Este é um ensaio de mariologia escrito pelo nosso amigo Bertilo Brod, professor
aposentado da URI/Erexim, pai e vovô, pedagogo, ensaísta, teólogo e tradutor.
Este fragmento faz parte do terceiro capítulo do texto, no qual o autor ensaia
uma reflexão mariológica no horizonte da pedagogia feminista e libertadora.
3.2
Dimensão auto-educativa da pedagogia de Miriam de Nazaré (1)
No bojo de dois relatos lucanos,
encontramos algumas atitudes atribuídas a
Miriam de Nazaré que expressam, ao nosso ver, um comportamento e uma
postura densamente pedagógicos e auto-educativos. Os relatos são os da
anunciação do Senhor (Lc 1,26-38) e o da perda e reencontro de Jesus (Lc
2,41-51). A primeira atitude é de interrogação e de questionamento de Miriam
diante do projeto de Deus a seu respeito e a segunda é uma reflexão meditativa
diante do mistério e do maravilhoso que acontecia com seu filho e ela própria.
As passagens interrogativas são as
seguintes: “Como vai ser isso, se eu não conheço homem algum?” (Lc 1,34). “Meu
filho, por que agiste assim conosco? Olha que teu pai e eu, aflitos, te
procurávamos” (Lc 2,48). Já as citações que expressam a postura meditativa e
reflexiva de Miriam de Nazaré são: “Ela ficou intrigada com essa palavra e
pôs-se a pensar qual seria o significado da saudação” (Lc 1,29). “Maria,
contudo, conservava cuidadosamente esses acontecimentos e os meditava em seu
coração” (Lc 2,19). “Seu pai e sua mãe estavam admirados com o que diziam dele”
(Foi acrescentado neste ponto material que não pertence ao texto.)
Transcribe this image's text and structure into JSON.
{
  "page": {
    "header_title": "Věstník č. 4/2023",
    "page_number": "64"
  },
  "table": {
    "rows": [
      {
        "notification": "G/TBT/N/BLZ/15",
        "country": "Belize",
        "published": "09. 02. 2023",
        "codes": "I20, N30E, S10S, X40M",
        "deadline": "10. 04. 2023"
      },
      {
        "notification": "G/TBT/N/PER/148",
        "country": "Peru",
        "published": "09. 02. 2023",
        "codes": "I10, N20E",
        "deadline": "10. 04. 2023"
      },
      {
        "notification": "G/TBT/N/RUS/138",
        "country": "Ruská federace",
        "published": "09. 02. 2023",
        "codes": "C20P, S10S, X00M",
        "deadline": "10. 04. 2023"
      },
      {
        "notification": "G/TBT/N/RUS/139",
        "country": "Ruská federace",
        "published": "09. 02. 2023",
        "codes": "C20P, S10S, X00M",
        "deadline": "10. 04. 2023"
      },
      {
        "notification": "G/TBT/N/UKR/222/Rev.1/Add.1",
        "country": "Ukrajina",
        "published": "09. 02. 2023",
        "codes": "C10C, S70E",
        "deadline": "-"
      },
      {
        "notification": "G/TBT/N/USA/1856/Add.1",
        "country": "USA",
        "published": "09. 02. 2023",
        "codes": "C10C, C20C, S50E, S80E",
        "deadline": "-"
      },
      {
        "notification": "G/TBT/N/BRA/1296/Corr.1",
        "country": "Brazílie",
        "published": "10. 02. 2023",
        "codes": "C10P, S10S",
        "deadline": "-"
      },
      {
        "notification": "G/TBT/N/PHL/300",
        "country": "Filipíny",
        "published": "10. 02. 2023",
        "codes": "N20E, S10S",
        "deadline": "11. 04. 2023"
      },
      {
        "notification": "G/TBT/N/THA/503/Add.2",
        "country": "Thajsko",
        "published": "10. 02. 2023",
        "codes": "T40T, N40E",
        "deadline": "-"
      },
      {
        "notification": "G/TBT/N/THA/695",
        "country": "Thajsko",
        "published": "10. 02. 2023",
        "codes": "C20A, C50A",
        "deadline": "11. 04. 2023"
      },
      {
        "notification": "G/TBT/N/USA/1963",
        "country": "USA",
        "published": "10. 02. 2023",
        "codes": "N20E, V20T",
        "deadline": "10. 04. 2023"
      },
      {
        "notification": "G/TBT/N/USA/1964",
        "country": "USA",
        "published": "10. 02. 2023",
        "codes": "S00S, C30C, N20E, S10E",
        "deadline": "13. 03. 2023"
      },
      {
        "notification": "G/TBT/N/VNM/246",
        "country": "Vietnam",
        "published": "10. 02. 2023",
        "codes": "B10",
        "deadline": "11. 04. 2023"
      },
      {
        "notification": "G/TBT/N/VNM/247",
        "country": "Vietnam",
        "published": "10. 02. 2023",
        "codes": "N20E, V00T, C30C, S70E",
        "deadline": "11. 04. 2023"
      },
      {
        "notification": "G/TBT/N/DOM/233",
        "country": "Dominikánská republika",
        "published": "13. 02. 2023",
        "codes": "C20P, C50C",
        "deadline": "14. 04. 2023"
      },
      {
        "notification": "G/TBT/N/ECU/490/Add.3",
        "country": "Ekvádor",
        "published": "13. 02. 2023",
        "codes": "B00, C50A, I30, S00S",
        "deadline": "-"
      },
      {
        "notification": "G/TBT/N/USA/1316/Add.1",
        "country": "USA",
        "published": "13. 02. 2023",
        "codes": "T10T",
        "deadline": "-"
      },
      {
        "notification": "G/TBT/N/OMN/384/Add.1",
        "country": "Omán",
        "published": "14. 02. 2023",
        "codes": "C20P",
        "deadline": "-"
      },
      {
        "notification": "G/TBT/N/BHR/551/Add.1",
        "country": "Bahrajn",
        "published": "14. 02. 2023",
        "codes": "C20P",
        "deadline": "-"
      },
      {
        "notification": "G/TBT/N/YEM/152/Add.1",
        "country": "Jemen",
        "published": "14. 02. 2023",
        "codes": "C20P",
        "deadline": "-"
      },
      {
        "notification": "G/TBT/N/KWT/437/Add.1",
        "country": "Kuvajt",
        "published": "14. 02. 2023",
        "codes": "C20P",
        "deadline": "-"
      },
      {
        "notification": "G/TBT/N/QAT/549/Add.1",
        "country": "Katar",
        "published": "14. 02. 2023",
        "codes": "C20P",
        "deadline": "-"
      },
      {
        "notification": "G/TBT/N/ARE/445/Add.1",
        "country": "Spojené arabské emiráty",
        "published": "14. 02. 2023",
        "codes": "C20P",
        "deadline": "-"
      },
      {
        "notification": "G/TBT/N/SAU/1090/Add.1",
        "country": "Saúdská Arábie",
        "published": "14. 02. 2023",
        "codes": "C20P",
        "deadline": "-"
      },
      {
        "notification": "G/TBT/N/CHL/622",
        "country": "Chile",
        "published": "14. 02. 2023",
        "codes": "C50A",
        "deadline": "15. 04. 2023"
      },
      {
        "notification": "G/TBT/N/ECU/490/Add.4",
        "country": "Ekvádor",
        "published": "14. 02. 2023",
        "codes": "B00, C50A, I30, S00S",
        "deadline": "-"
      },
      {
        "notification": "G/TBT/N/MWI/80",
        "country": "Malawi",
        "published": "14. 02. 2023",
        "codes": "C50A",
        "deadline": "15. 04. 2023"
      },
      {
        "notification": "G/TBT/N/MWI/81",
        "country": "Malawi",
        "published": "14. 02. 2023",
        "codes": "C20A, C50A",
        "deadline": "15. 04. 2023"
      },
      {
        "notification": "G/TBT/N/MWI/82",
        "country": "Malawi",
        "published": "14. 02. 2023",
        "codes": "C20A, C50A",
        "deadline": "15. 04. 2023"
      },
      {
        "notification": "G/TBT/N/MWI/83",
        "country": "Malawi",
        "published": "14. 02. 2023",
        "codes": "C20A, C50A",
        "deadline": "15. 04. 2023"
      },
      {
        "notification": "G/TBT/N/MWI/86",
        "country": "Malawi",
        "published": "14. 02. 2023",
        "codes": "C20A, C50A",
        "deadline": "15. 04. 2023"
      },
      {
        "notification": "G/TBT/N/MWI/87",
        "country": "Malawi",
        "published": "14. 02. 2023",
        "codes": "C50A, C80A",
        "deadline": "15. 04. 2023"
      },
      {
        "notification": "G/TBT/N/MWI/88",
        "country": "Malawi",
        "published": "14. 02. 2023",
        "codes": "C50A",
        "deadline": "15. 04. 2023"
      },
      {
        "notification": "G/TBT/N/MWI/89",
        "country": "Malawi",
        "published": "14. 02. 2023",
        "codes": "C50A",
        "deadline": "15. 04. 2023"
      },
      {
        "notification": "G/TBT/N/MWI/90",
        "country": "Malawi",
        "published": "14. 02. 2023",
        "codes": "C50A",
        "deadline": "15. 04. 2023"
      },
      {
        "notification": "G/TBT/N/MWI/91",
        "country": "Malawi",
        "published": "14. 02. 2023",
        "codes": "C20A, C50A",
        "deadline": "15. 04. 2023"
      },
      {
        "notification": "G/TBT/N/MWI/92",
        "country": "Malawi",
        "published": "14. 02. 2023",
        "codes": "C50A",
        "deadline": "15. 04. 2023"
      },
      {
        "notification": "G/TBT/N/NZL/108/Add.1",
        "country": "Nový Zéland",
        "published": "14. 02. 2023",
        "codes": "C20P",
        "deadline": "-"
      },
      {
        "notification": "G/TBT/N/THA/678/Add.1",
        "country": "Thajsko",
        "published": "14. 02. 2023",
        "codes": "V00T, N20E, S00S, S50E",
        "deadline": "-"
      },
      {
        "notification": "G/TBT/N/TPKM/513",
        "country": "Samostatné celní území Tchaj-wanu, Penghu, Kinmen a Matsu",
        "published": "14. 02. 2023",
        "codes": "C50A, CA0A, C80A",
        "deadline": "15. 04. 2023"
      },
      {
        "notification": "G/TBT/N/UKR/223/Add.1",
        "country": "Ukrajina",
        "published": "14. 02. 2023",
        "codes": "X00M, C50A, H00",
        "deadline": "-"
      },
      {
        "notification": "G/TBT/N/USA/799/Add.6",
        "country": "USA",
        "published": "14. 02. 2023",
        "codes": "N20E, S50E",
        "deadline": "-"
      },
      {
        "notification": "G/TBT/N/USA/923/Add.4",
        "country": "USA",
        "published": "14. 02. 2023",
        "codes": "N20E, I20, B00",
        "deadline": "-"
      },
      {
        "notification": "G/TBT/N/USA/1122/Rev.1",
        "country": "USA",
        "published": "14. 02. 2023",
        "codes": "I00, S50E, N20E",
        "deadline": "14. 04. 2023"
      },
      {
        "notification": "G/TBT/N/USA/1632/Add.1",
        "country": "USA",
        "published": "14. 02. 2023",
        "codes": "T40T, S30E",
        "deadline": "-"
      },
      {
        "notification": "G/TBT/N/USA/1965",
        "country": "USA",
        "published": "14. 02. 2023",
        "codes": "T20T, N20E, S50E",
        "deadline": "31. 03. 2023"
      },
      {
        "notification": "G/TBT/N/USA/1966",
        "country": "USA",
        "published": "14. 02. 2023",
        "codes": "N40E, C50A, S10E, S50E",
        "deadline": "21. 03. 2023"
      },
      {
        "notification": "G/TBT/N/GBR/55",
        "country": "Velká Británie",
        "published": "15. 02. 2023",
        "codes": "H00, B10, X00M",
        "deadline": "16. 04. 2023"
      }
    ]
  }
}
(Lc 2,33). “Sua mãe, porém, conservava a lembrança de todos esses fatos em seu
coração” (Lc 2,51b).
Antes de proceder à interpretação exegética
de cada um destes versículos, releva analisar a estrutura redacional dos dois
relatos lucanos, a fim de identificar o contexto em que ocorreram as afirmações
do evangelista a respeito do comportamento questionador e reflexivo-meditativo
de Miriam de Nazaré.
A perícope da anunciação do Senhor (Lc
1,26-38) se constitui num dos trechos mais conhecidos do Novo Testamento e foi
alvo de um número extraordinário de comentários e estudos nos últimos decênios.
Quanto à estrutura redacional, constata-se que o autor redigiu o texto na forma
de dípticos, com intenção não só estilística, mas também teológica. São dois os
paralelos dípticos: o das anunciações (de João Batista: Lc 1,8-22 e de Jesus: Lc 1,26-38), acrescido da visita a
Isabel (Lc 1,39-45), e o das circuncisões (Lc 1,59-66 e Lc 2,21), complementado
com o encontro de Jesus no Templo (Lc 2,22-39 e Lc 2,41-50). Quanto ao gênero
literário do relato da anunciação, a despeito da diversidade de opiniões e
interpretações, parece-nos mais aceitável a tese que vê nele um midraxe, já que
esta uma das características de Lucas ao relatar a infância de Jesus em função
de constantes alusões à Escritura, elemento central do gênero literário
midráxico. Neste, embora a historicidade do fato relatado não seja, a priori,
negada, ela cede lugar à mensagem teológica inerente ao mesmo[i].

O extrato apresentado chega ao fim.